From a utilitarian point of view, affirmative action has some key flaws. Utilitarianism says in effect that the rightness of an action (or practical policy) consists in its tendency to produce the greatest amount of happiness for the greatest number of people than any alternative. Affirmative action would therefore only work if the people within a company were for the idea. Taking a more likely situation, based on historical facts, there are more likely to be a greater number of white males in an organisation. If this is the case and one of them is overlooked for promotion because of a less qualified black man, as the company is employing affirmative action, this goes against utilitarianism ideologies of promoting the greatest happiness for the greatest number of people.

In conclusion, I do not agree with affirmative action, the unfair treatment of ethnic minorities has been a harsh reality on society for a long time and it needs to be addressed. However, the method of affirmative action, which goes out of its way to hire a black man, purely because he is black, leads us to the same racial inequality that was a problem when blacks were not hired, for being black.

Although the idea of affirmative action was implemented to give black people better opportunities it is still a form of discrimination. When an employer hires someone because he or she is a minority, even if someone else if more qualified to do the job, it is discrimination.

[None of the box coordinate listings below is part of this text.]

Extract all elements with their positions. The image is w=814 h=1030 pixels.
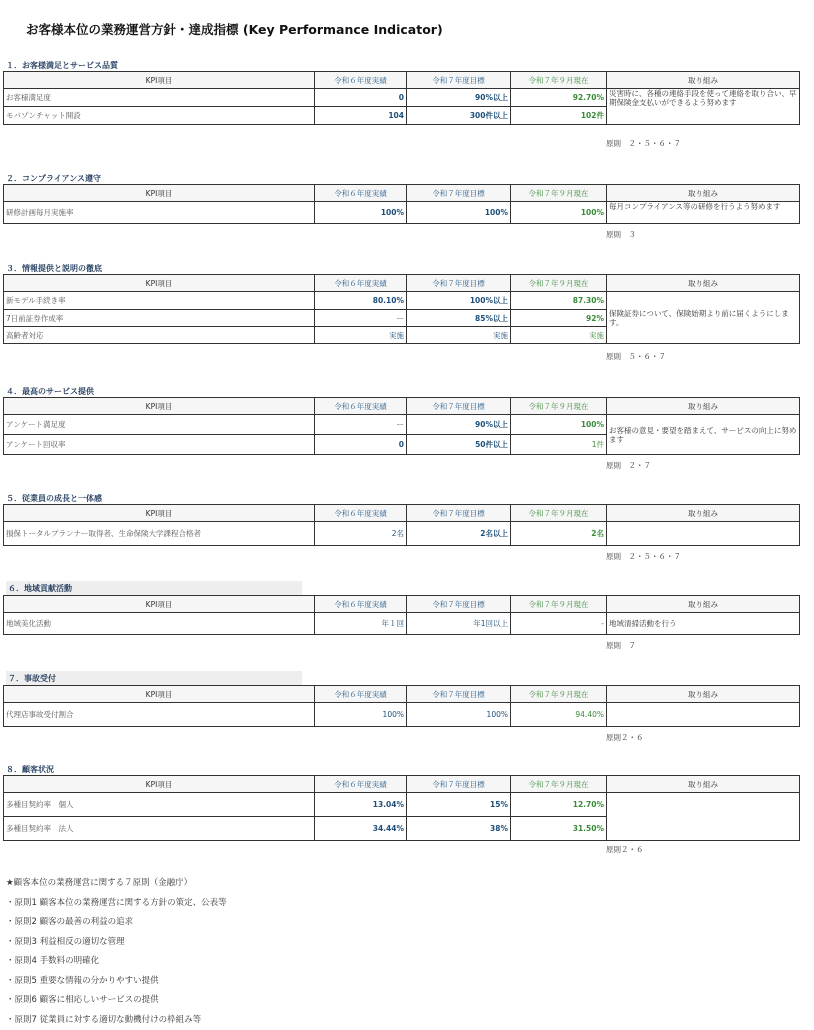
- cell-prev: ー: [315, 415, 407, 435]
- table-header-row: [4, 776, 800, 793]
- cell-action: 毎月コンプライアンス等の研修を行うよう努めます: [607, 202, 800, 224]
- principle-label: 原則 ２・５・６・７: [606, 551, 681, 562]
- table-row: [4, 522, 800, 546]
- header-action: 取り組み: [607, 72, 800, 89]
- kpi-table: [3, 397, 800, 455]
- cell-prev: 0: [315, 435, 407, 455]
- cell-prev: 100%: [315, 202, 407, 224]
- cell-target: 100%: [407, 202, 511, 224]
- cell-target: 15%: [407, 793, 511, 817]
- header-prev: 令和６年度実績: [315, 185, 407, 202]
- cell-now: 100%: [511, 202, 607, 224]
- cell-kpi: 損保トータルプランナー取得者、生命保険大学課程合格者: [4, 522, 315, 546]
- cell-kpi: アンケート回収率: [4, 435, 315, 455]
- note-item: ・原則5 重要な情報の分かりやすい提供: [6, 972, 227, 992]
- header-target: 令和７年度目標: [407, 185, 511, 202]
- cell-kpi: 新モデル手続き率: [4, 292, 315, 310]
- header-prev: 令和６年度実績: [315, 776, 407, 793]
- cell-kpi: 地域美化活動: [4, 613, 315, 635]
- cell-target: 100%以上: [407, 292, 511, 310]
- kpi-table: [3, 685, 800, 727]
- section-title: ８．顧客状況: [6, 764, 54, 775]
- header-now: 令和７年９月現在: [511, 686, 607, 703]
- cell-kpi: 研修計画毎月実施率: [4, 202, 315, 224]
- cell-kpi: アンケート満足度: [4, 415, 315, 435]
- cell-prev: 13.04%: [315, 793, 407, 817]
- header-kpi: KPI項目: [4, 596, 315, 613]
- cell-action: 保険証券について、保険始期より前に届くようにします。: [607, 292, 800, 344]
- cell-kpi: 7日前証券作成率: [4, 310, 315, 327]
- cell-now: 87.30%: [511, 292, 607, 310]
- section-title: ６．地域貢献活動: [6, 581, 302, 596]
- header-kpi: KPI項目: [4, 185, 315, 202]
- cell-target: 100%: [407, 703, 511, 727]
- header-now: 令和７年９月現在: [511, 505, 607, 522]
- table-row: [4, 89, 800, 107]
- header-prev: 令和６年度実績: [315, 398, 407, 415]
- table-header-row: [4, 398, 800, 415]
- table-row: [4, 202, 800, 224]
- principle-label: 原則２・６: [606, 732, 644, 743]
- table-header-row: [4, 185, 800, 202]
- cell-target: 90%以上: [407, 415, 511, 435]
- header-kpi: KPI項目: [4, 72, 315, 89]
- table-header-row: [4, 596, 800, 613]
- page-title: お客様本位の業務運営方針・達成指標 (Key Performance Indicator): [26, 20, 443, 38]
- header-prev: 令和６年度実績: [315, 275, 407, 292]
- header-target: 令和７年度目標: [407, 596, 511, 613]
- principle-label: 原則 ２・５・６・７: [606, 138, 681, 149]
- cell-kpi: 代理店事故受付割合: [4, 703, 315, 727]
- cell-prev: 年１回: [315, 613, 407, 635]
- cell-prev: 0: [315, 89, 407, 107]
- cell-now: 実施: [511, 327, 607, 344]
- kpi-table: [3, 775, 800, 841]
- header-kpi: KPI項目: [4, 505, 315, 522]
- header-target: 令和７年度目標: [407, 686, 511, 703]
- cell-prev: 34.44%: [315, 817, 407, 841]
- header-action: 取り組み: [607, 505, 800, 522]
- cell-action: [607, 703, 800, 727]
- header-prev: 令和６年度実績: [315, 686, 407, 703]
- cell-now: 1件: [511, 435, 607, 455]
- table-header-row: [4, 275, 800, 292]
- header-now: 令和７年９月現在: [511, 596, 607, 613]
- table-row: [4, 415, 800, 435]
- principle-label: 原則 ５・６・７: [606, 351, 666, 362]
- cell-action: [607, 522, 800, 546]
- principles-notes: [6, 874, 227, 1030]
- note-item: ・原則6 顧客に相応しいサービスの提供: [6, 991, 227, 1011]
- table-row: [4, 703, 800, 727]
- section-title: ５．従業員の成長と一体感: [6, 493, 102, 504]
- cell-target: 85%以上: [407, 310, 511, 327]
- section-title: ３．情報提供と説明の徹底: [6, 263, 102, 274]
- header-kpi: KPI項目: [4, 398, 315, 415]
- principle-label: 原則 ２・７: [606, 460, 651, 471]
- section-title: ７．事故受付: [6, 671, 302, 686]
- table-row: [4, 613, 800, 635]
- cell-now: 100%: [511, 415, 607, 435]
- note-item: ・原則7 従業員に対する適切な動機付けの枠組み等: [6, 1011, 227, 1030]
- header-prev: 令和６年度実績: [315, 596, 407, 613]
- cell-prev: ー: [315, 310, 407, 327]
- header-action: 取り組み: [607, 398, 800, 415]
- principle-label: 原則 ７: [606, 640, 636, 651]
- cell-action: [607, 793, 800, 841]
- kpi-table: [3, 71, 800, 125]
- cell-now: 12.70%: [511, 793, 607, 817]
- principle-label: 原則２・６: [606, 844, 644, 855]
- cell-prev: 100%: [315, 703, 407, 727]
- note-item: ・原則2 顧客の最善の利益の追求: [6, 913, 227, 933]
- table-header-row: [4, 505, 800, 522]
- cell-prev: 80.10%: [315, 292, 407, 310]
- note-item: ・原則1 顧客本位の業務運営に関する方針の策定、公表等: [6, 894, 227, 914]
- header-target: 令和７年度目標: [407, 275, 511, 292]
- header-action: 取り組み: [607, 275, 800, 292]
- cell-kpi: 高齢者対応: [4, 327, 315, 344]
- header-target: 令和７年度目標: [407, 398, 511, 415]
- section-title: ４．最高のサービス提供: [6, 386, 94, 397]
- cell-target: 年1回以上: [407, 613, 511, 635]
- cell-now: 92.70%: [511, 89, 607, 107]
- kpi-table: [3, 184, 800, 224]
- header-now: 令和７年９月現在: [511, 275, 607, 292]
- cell-now: -: [511, 613, 607, 635]
- cell-kpi: 多種目契約率 法人: [4, 817, 315, 841]
- table-header-row: [4, 686, 800, 703]
- cell-target: 実施: [407, 327, 511, 344]
- header-action: 取り組み: [607, 596, 800, 613]
- cell-prev: 104: [315, 107, 407, 125]
- cell-action: 災害時に、各種の連絡手段を使って連絡を取り合い、早期保険金支払いができるよう努めます: [607, 89, 800, 125]
- cell-target: 300件以上: [407, 107, 511, 125]
- cell-now: 2名: [511, 522, 607, 546]
- section-title: １．お客様満足とサービス品質: [6, 60, 118, 71]
- cell-target: 90%以上: [407, 89, 511, 107]
- cell-action: 地域清掃活動を行う: [607, 613, 800, 635]
- header-now: 令和７年９月現在: [511, 72, 607, 89]
- header-action: 取り組み: [607, 686, 800, 703]
- cell-now: 102件: [511, 107, 607, 125]
- cell-target: 50件以上: [407, 435, 511, 455]
- cell-now: 94.40%: [511, 703, 607, 727]
- header-now: 令和７年９月現在: [511, 776, 607, 793]
- header-prev: 令和６年度実績: [315, 505, 407, 522]
- cell-action: お客様の意見・要望を踏まえて、サービスの向上に努めます: [607, 415, 800, 455]
- cell-kpi: 多種目契約率 個人: [4, 793, 315, 817]
- header-kpi: KPI項目: [4, 686, 315, 703]
- kpi-table: [3, 504, 800, 546]
- table-row: [4, 292, 800, 310]
- note-item: ・原則4 手数料の明確化: [6, 952, 227, 972]
- notes-heading: ★顧客本位の業務運営に関する７原則（金融庁）: [6, 874, 227, 894]
- header-now: 令和７年９月現在: [511, 398, 607, 415]
- header-target: 令和７年度目標: [407, 505, 511, 522]
- header-kpi: KPI項目: [4, 776, 315, 793]
- section-title: ２．コンプライアンス遵守: [6, 173, 101, 184]
- principle-label: 原則 ３: [606, 229, 636, 240]
- cell-prev: 実施: [315, 327, 407, 344]
- header-now: 令和７年９月現在: [511, 185, 607, 202]
- header-action: 取り組み: [607, 776, 800, 793]
- header-action: 取り組み: [607, 185, 800, 202]
- cell-kpi: モバゾンチャット開設: [4, 107, 315, 125]
- note-item: ・原則3 利益相反の適切な管理: [6, 933, 227, 953]
- header-target: 令和７年度目標: [407, 776, 511, 793]
- header-kpi: KPI項目: [4, 275, 315, 292]
- cell-target: 38%: [407, 817, 511, 841]
- header-prev: 令和６年度実績: [315, 72, 407, 89]
- table-header-row: [4, 72, 800, 89]
- cell-prev: 2名: [315, 522, 407, 546]
- table-row: [4, 793, 800, 817]
- cell-kpi: お客様満足度: [4, 89, 315, 107]
- header-target: 令和７年度目標: [407, 72, 511, 89]
- kpi-table: [3, 595, 800, 635]
- cell-now: 92%: [511, 310, 607, 327]
- cell-target: 2名以上: [407, 522, 511, 546]
- cell-now: 31.50%: [511, 817, 607, 841]
- kpi-table: [3, 274, 800, 344]
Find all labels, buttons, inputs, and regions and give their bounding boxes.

Just because it is reverse discrimination, when whites are discriminated against and minorities are being discriminated for, doesn’t make it right. “Affirmative action legalizes discrimination”. (Steele 1990)

The efforts of affirmative action are no different from the policies that created the disadvantages in the first place, although the idea is trying to redress the balance of inequality, I feel it is causing more harm than good in the work place.

It is undemocratic to give one class of citizen’s advantages at the expense of other citizens; the truly democratic way is to have a level playing field to which everyone has access and where everyone has a fair and equal chance to succeed purely on the basis of his or her merit.

Hard work and merit, not race or religion or gender or birthright, should determine who prospers and who does not.